The Kitchen Sink and Other Oddities

Atabey Kaygun

K-Nearest Neighbors Algorithm in Clojure

Description of the problem

This is the second post of my going back to basics phase. For today’s post I am going to implement k-nearest neighbors algorithm in clojure.

The set up is as follows: we have a cloud of data points embedded in an affine space. This just means that the points have numerical coordinates. Along with their coordinates, we also assign labels to each of these points. Labels could be anything: numbers, strings, letters etc. Our aim to come up with a classification scheme in which we produce a label when we are presented with a point whose label is not known. The k-nearest neighbors algorithm does the simplest thing: given a point \(x\), we find k-nearest points to \(x\) whose labels are known. Then we take a vote among these points.

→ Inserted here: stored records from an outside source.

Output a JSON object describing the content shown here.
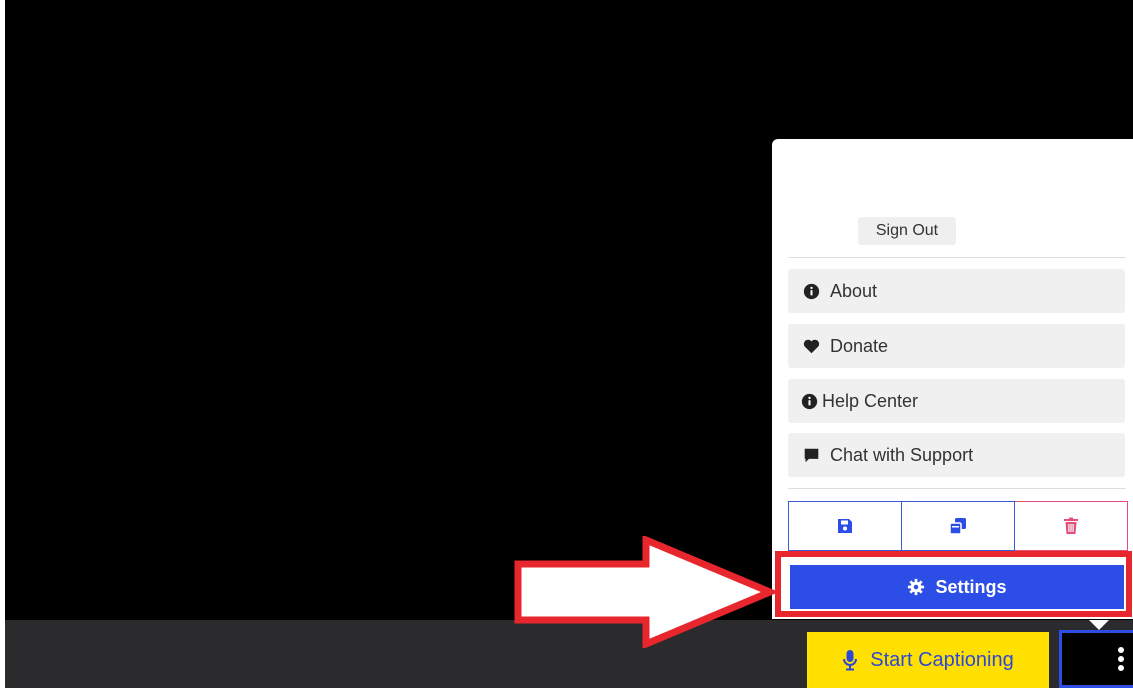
{
  "menu": {
    "sign_out_label": "Sign Out",
    "items": [
      {
        "label": "About",
        "icon": "info-circle-icon"
      },
      {
        "label": "Donate",
        "icon": "heart-icon"
      },
      {
        "label": "Help Center",
        "icon": "info-circle-icon"
      },
      {
        "label": "Chat with Support",
        "icon": "chat-bubble-icon"
      }
    ],
    "actions": [
      {
        "icon": "save-icon"
      },
      {
        "icon": "copy-icon"
      },
      {
        "icon": "trash-icon"
      }
    ],
    "settings_label": "Settings"
  },
  "bottombar": {
    "start_captioning_label": "Start Captioning"
  },
  "colors": {
    "accent_blue": "#2d4ee6",
    "highlight_red": "#e8262d",
    "start_yellow": "#ffe000",
    "delete_red": "#e0507a"
  }
}
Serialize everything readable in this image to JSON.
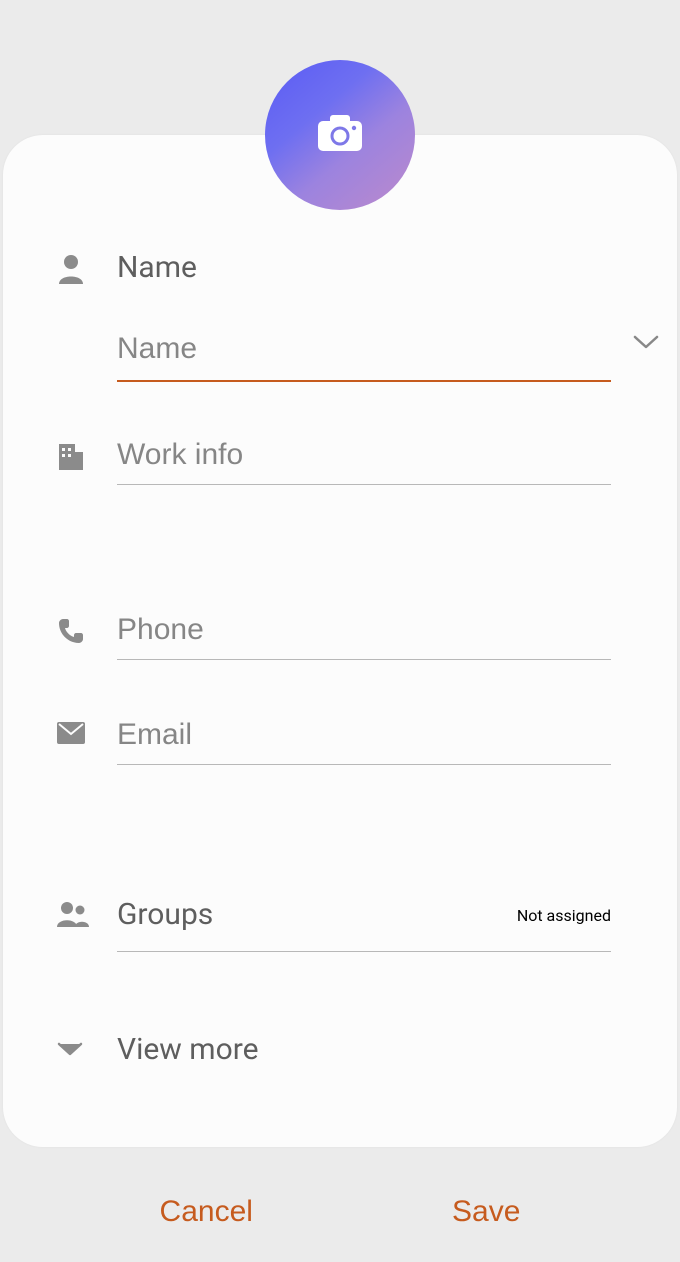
{
  "colors": {
    "accent": "#c65b1e",
    "text_muted": "#5e5e5e",
    "placeholder": "#868686",
    "icon": "#8b8b8b"
  },
  "avatar": {
    "icon": "camera-icon"
  },
  "fields": {
    "name": {
      "label": "Name",
      "placeholder": "Name",
      "value": ""
    },
    "work": {
      "placeholder": "Work info",
      "value": ""
    },
    "phone": {
      "placeholder": "Phone",
      "value": ""
    },
    "email": {
      "placeholder": "Email",
      "value": ""
    },
    "groups": {
      "label": "Groups",
      "value": "Not assigned"
    }
  },
  "view_more": "View more",
  "buttons": {
    "cancel": "Cancel",
    "save": "Save"
  }
}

Largest vote wins and we assign the point \(x\) with that label.

An implementation

First we need to define a distance function. Since I am going to use the distance function for comparisons, I do not need the actual value. I am going to use the Euclidean distance function but without the square root.

(defn distance [xs ys]
   (reduce + (map #(let [u (- %1 %2)] (* u u)) xs ys)))
#'user/distance

Next, the implementation:

(defn k-nn [x k data]
   (let [cmp (fn [u v] (< (distance x u) (distance x v)))
         rdr (fn [ys y] (take k (sort cmp (cons y ys))))]
      (->> (keys data)
           (reduce rdr [])
           (map data)
           frequencies
           (apply max-key val)
           first)))
#'user/k-nn

The value k is the number of neighbors of the point x we are going to use. Since we need to take a vote among these k points, k must be an odd number. I am going to assume data is a map where the keys are the coordinates of the points and values are the labels. Here is a small example:

(def data {[0 0] :a [1 0] :a [0 1] :a [1 1] :a [1 2] :a [-1 0] :a 
           [4 5] :b [5 4] :b [5 5] :b [5 6] :b [4 4] :b})

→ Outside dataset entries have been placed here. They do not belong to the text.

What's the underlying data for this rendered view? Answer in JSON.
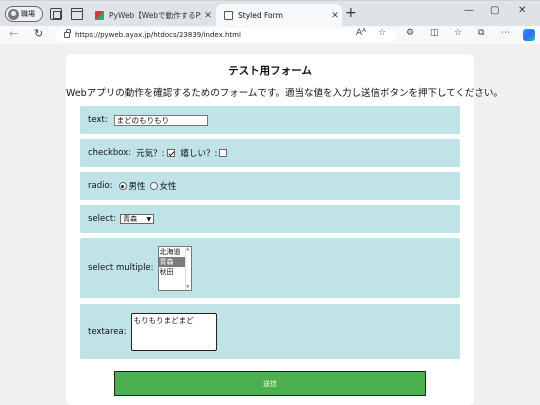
{
  "browser": {
    "profile_label": "職場",
    "tabs": [
      {
        "title": "PyWeb【Webで動作するPython実",
        "active": false
      },
      {
        "title": "Styled Form",
        "active": true
      }
    ],
    "new_tab": "+",
    "window_controls": {
      "minimize": "—",
      "maximize": "▢",
      "close": "✕"
    },
    "url": "https://pyweb.ayax.jp/htdocs/23839/index.html"
  },
  "page": {
    "title": "テスト用フォーム",
    "description": "Webアプリの動作を確認するためのフォームです。適当な値を入力し送信ボタンを押下してください。",
    "text": {
      "label": "text:",
      "value": "まどのもりもり"
    },
    "checkbox": {
      "label": "checkbox:",
      "items": [
        {
          "label": "元気？:",
          "checked": true
        },
        {
          "label": "嬉しい？:",
          "checked": false
        }
      ]
    },
    "radio": {
      "label": "radio:",
      "options": [
        {
          "label": "男性",
          "checked": true
        },
        {
          "label": "女性",
          "checked": false
        }
      ]
    },
    "select": {
      "label": "select:",
      "value": "青森"
    },
    "select_multiple": {
      "label": "select multiple:",
      "options": [
        "北海道",
        "青森",
        "秋田"
      ],
      "selected": [
        "青森"
      ]
    },
    "textarea": {
      "label": "textarea:",
      "value": "もりもりまどまど"
    },
    "submit_label": "送信"
  }
}
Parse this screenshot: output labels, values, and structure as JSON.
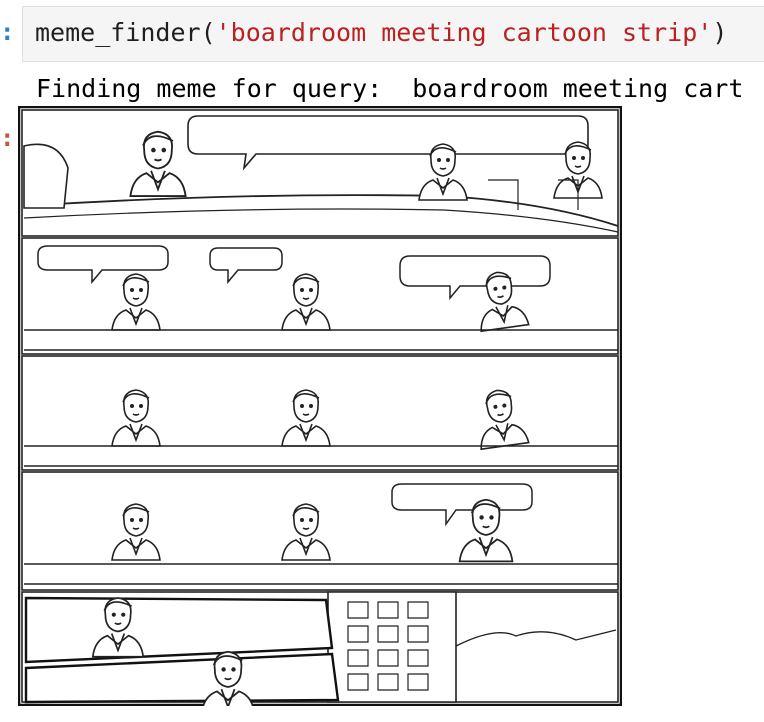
{
  "cell": {
    "input_prompt": ":",
    "output_prompt": ":",
    "code": {
      "func": "meme_finder(",
      "arg": "'boardroom meeting cartoon strip'",
      "close": ")"
    },
    "output_line": "Finding meme for query:  boardroom meeting cart"
  }
}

The local function cmp compares distances to a given point x, and rdr is a reducer function that computes k-nearest points to x.

Now, let us test:

(k-nn [-1 2] 3 data)
:a

A larger example

I am going to recycle the code I wrote for the k-means code I wrote few days ago.

(defn random-vector [xs sigma]
   (map #(+ (- (rand (* 2 sigma)) sigma) %) xs))

(def data (concat (repeatedly 6500 (fn [] {(random-vector (repeat 10  0.0) 0.2) :a}))
                  (repeatedly 7750 (fn [] {(random-vector (repeat 10 -1.0) 0.75) :b}))
                  (repeatedly 8000 (fn [] {(random-vector (repeat 10  2.0) 0.5) :c}))))

(k-nn (random-vector (repeat 10 1.5) 1.0) 7 (into {} data))
#'user/random-vector
#'user/data
:c